Well…. Not exactly. ZIP files are a common format within forensics, and so extracting ZIP files in a forensically sound manner is a big part of processing. Oftentimes, there’s an exorbitant number of ZIP files in a case, so it’s easy for a few corrupt files to fall through the cracks.

Much the same way that a large haystack with a needle in it is identical to a haystack without one, the output of 10,000 perfectly converted files can look very similar to the output of 9,999 perfectly converted files plus one corrupt file. Data Engineers will know how to confirm if all of the data was actually extracted or if there are some files missing. They can also check to see if the content extracted is intact or corrupt. For a few files, this may be very obvious to even the inexperienced but when dealing with thousands of files it is easier for issues to slip by unless you know exactly what to look for.

Potential Fixes:

A good place to start is by running a “Sanity Check” by comparing the properties (File count, folder count, and file size) from within the zip file prior to extracting against the same properties of the extracted data. This comparison can either help confirm that you’ve done everything right, or shed a light on corrupt files and inconsistencies before they make it any further in the discovery process.

Mistake 3: “We’ve removed all the duplicates thanks to our metadata. Now we can throw the dupes out and move onto review.”

All eDiscovery professionals are familiar with deduping (or least the good ones are). Figuring out which documents are duplicates allows teams to better understand the scope of their review needs. How many attorneys are needed to review the necessary documents before a deadline? How costly will that be? In some cases, it may help determine if a client is better off litigating or settling out of court, so having accurate ideas of how many documents are duplicates is crucial.

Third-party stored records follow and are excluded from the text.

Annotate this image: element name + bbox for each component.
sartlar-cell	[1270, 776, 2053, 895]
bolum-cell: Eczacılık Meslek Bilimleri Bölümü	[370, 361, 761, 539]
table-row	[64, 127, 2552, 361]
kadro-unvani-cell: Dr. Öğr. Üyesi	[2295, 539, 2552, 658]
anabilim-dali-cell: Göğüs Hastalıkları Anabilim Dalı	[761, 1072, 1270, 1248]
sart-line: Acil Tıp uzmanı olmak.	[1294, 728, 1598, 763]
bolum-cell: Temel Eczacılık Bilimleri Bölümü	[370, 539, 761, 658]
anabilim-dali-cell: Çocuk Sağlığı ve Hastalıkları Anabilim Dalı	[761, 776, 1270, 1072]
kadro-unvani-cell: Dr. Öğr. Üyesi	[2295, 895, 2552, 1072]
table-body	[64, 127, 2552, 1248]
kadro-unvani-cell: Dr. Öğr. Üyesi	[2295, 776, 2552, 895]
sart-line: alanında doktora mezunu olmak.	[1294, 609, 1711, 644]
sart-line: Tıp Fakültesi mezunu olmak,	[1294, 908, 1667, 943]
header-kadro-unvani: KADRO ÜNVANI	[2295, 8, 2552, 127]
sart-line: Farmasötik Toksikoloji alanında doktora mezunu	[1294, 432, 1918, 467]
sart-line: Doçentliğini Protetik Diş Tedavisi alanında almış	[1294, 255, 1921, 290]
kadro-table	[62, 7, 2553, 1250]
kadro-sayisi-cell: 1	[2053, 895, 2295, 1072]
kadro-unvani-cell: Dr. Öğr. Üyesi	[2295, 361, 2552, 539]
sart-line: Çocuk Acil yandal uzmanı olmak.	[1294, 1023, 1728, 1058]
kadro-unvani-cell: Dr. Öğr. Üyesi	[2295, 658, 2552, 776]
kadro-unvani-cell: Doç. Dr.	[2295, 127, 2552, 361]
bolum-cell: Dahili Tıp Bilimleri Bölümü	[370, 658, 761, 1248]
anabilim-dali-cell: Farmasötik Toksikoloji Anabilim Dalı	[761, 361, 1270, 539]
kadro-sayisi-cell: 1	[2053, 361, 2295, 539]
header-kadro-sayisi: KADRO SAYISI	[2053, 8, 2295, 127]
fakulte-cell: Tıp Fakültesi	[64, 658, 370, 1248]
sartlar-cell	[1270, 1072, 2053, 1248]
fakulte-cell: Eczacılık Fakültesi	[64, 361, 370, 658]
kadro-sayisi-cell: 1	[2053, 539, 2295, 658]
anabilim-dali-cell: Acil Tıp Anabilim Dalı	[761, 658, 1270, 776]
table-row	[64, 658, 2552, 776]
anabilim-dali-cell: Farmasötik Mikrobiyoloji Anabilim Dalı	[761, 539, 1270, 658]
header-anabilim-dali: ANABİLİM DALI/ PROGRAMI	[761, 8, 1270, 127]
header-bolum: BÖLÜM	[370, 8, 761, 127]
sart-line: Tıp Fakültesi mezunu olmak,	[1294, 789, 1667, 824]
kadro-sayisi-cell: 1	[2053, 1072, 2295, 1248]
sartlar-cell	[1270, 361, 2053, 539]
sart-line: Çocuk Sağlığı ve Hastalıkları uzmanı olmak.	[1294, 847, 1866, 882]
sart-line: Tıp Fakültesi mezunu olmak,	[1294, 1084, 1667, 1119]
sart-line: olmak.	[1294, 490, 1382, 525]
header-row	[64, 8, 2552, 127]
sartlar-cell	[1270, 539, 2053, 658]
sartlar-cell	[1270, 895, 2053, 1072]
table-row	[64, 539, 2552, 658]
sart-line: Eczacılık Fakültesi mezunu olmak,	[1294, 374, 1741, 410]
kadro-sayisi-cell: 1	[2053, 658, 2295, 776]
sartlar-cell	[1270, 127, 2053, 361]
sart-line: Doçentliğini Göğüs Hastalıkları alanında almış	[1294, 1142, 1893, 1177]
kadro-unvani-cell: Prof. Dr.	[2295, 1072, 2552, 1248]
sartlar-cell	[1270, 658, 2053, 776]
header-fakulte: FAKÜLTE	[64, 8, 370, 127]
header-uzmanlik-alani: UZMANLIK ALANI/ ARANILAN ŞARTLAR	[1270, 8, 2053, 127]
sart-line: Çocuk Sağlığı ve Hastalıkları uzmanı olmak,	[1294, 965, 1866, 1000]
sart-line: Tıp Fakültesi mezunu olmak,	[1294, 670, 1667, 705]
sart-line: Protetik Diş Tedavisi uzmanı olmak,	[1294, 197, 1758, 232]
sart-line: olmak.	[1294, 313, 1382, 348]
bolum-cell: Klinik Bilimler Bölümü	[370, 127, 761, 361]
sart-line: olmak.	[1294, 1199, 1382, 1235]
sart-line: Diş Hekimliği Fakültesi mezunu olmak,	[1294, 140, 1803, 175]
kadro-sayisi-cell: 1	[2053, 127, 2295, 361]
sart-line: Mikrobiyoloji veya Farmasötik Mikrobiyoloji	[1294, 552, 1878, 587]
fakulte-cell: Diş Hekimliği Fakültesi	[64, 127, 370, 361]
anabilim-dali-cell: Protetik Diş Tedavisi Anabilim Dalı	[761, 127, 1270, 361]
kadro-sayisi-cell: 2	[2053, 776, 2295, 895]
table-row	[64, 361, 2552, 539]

However, discarding duplicates too early in the process can sometimes come back to haunt you. Some clients ask us which documents exist in the workspace that other vendors or internal team members have labeled as duplicates. Understandably so, since incorrect dededuplication can lead to drastically different decisions than what a team would make if they had the correct information.

Potential Fix:

The solution is to run custom SQL scripts that are able to scan an eDiscovery environment and find these documents that a rookie might have thrown out. We can double check this metadata to confirm whether or not these documents are in fact duplicates.

Ensuring your team is familiar with the backend SQL tables of your processing tool is an extreme benefit. The more comfortable and familiar a data engineer is with the backend, the more flexibility and time efficient custom solutions will be.

Mistake 4. “My role is eDiscovery processing. When it comes time for production, that’s someone else’s problem.”

An all-too-common issue for both legal professionals and eDiscovery professionals is not taking a holistic approach towards their discovery. They focus solely on the piece of the puzzle they’re responsible for without a strong sense of how that piece fits into a bigger picture. Data processing pros understand that it will eventually come time to produce this data, and those productions have to adhere to specific, previously-agreed-upon requirements. That could mean customized slipsheets, metadata formatting, production field creation, custom file-naming procedures and much more.

Potential Fix:

Make sure you’re communicating with the people on your team who will be handling the rest of discovery after you’re done with processing. Ask about what kind of file formats they’ll need, and learn as much as you can about the “big picture” goals of the case. Constantly learning and “getting into the weeds” on both the front end and back end of your processing tools will expand the number of tricks up your sleeve. With those tricks, data engineers are able to get the job done in a timely fashion where less experienced processing specialists may find limitations to what they’re able to achieve and spend more time than they have.